Pemerintah menegaskan bahwa kuota jamaah haji Indonesia 1445/2024 sudah terpenuhi dan tidak ada tambahan, masyarakat diminta waspada penipuan yang janji bisa berangkat dengan visa non-haji. 

Juru bicara Kementerian Agama Anna Hasbie mengatakan saat ini di tengah masyarakat banyak beredar tawaran menunaikan ibadah haji dengan selain visa haji, seperti mengatasnamakan visa petugas haji, visa ummal, visa ziarah, hingga multiple.

“Saat ini kuota haji Indonesia sudah terpenuhi. Jemaah jangan tergiur hingga tertipu tawaran berangkat dengan visa non haji,” ujar Anna dalam siaran pers dikutip Esensi.tv, Senin (6/5). 

Anna mengatakan visa kuota haji Indonesia terbagi dua, yakni haji reguler yang diselenggarakan pemerintah dan haji khusus yang diselenggarakan Penyelenggara Ibadah Haji Khusus (PIHK). 

Tahun ini, kuota haji Indonesia sebanyak 221.000 jemaah. Indonesia juga mendapat 20.000 tambahan kuota. 

Sehingga, total kuota haji Indonesia pada operasional 1445 H/2024 M adalah 241.000 jemaah, terdiri atas 213.320 kuota jemaah haji reguler dan 27.680 kuota jemaah haji khusus.

Untuk warga negara Indonesia yang mendapatkan undangan visa haji mujamalah dari Pemerintah Kerajaan Arab Saudi, UU PIHU mengatur bahwa keberangkatannya wajib melalui PIHK. 

PIHK yang memberangkatkan warga negara Indonesia yang mendapatkan undangan visa haji mujamalah dari Kerajaan Arab Saudi wajib melapor kepada menteri agama.

“Saudi tahun ini semakin memperketat aturan visa haji. Mereka sudah menyampaikan kepada kita terkait potensi penyalahgunaan penggunaan visa non haji tahun ini. Mereka akan terapkan aturan secara ketat dan akan ada pemeriksaan yang intensif dari otoritas Saudi,” sebut Anna.

Baca Juga  John Kenedy Azis: Jangan Ada Satupun Kuota Haji yang Kosong

Kepada masyarakat, Anna mengingatkan bahwa tahap pelunasan biaya haji juga sudah ditutup.

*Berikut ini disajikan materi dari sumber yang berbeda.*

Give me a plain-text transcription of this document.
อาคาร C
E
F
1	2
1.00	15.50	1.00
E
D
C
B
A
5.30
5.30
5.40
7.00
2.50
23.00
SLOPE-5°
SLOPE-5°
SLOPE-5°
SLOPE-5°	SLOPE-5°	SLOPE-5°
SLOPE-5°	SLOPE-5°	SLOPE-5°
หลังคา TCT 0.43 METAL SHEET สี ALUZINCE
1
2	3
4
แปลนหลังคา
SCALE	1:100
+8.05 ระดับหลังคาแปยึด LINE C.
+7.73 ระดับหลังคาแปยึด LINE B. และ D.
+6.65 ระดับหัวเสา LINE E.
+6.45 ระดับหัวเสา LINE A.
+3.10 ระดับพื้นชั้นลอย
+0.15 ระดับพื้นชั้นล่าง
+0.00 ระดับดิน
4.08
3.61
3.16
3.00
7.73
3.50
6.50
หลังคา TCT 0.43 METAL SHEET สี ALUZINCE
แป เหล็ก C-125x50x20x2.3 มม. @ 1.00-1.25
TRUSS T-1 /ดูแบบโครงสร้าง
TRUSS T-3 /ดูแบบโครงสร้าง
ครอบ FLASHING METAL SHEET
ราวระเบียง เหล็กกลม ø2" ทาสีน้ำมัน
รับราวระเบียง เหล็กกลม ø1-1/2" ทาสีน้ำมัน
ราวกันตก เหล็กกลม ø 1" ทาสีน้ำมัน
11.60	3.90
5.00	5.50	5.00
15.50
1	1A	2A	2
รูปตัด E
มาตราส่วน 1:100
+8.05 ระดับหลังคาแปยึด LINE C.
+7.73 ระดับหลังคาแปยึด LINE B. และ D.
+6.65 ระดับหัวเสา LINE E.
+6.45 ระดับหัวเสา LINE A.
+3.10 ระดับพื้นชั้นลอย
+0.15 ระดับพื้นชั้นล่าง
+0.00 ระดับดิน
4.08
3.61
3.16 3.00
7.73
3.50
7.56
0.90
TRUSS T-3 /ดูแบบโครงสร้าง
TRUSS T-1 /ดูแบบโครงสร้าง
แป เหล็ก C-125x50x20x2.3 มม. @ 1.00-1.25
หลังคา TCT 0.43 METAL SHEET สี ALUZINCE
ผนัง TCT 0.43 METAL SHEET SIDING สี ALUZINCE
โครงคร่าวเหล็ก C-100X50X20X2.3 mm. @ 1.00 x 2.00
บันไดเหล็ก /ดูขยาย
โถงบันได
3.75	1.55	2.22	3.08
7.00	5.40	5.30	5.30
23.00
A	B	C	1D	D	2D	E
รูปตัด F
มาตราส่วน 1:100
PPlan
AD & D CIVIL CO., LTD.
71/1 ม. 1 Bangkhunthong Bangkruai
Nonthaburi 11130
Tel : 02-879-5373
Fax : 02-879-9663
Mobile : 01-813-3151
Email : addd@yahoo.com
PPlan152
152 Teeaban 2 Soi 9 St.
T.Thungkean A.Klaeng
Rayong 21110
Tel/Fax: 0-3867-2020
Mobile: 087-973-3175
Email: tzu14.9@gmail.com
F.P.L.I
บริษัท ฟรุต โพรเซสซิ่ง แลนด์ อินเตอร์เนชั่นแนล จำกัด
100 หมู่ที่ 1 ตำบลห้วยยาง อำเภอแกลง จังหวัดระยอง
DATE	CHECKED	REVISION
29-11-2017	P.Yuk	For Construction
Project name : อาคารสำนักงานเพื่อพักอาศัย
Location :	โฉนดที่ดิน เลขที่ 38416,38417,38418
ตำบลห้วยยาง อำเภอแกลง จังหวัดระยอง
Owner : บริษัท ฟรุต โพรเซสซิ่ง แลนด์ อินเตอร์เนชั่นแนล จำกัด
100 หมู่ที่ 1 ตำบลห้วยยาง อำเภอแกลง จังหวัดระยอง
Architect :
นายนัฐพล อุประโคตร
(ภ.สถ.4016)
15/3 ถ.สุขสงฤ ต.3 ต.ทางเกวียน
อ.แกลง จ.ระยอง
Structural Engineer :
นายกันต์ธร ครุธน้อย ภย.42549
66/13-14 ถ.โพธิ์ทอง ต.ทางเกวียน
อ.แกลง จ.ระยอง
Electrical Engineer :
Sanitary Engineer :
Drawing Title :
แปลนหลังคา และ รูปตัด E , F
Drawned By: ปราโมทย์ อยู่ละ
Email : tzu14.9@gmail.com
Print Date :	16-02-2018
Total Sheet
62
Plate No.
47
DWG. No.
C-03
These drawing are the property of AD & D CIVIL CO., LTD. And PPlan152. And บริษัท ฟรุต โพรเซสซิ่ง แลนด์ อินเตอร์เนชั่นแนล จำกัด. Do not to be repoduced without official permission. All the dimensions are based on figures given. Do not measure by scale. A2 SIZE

Saat ini tengah dilakukan proses penerbitan visa jemaah. 

Sampai akhir pekan lalu, sudah lebih dari 195 ribu visa jemaah haji reguler yang sudah terbit. 

Hal sama juga untuk jemaah haji khusus, sudah memasuki tahap penerbitan visa jemaah.

Jemaah haji reguler akan mulai berangkat ke Arab Saudi pada 12 Mei 2024. 

Sementara jemaah haji khusus akan mulai terbang ke Tanah Suci pada 23 Mei 2024.

“Kami memahami antusiasme masyarakat untuk beribadah haji. Tapi publik juga jangan sampai tertipu oleh oknum yang ingin memanfaatkan kesempatan dengan menjanjikan keberangkatan dengan visa non haji. Tahun lalu, banyak kasus jemaah yang akhirnya dideportasi setibanya di Arab Saudi,” tegas Anna.

“Kementerian Haji dan Umrah Saudi mengajak Kemenag bekerja sama lebih erat, detail dan komprehensif untuk menjaga jangan sampai ada korban jemaah yang dirugikan,” tambahnya.

“Ingat, risiko yang ditanggung besar. Selain tidak bisa beribadah haji dan adanya kerugian materi, jika sampai dideportasi, jemaah tidak bisa masuk ke Saudi hingga 10 tahun ke depan. Jadi, selain tidak bisa berhaji, juga tidak bisa umrah selama 10 tahun,” ujar Anna.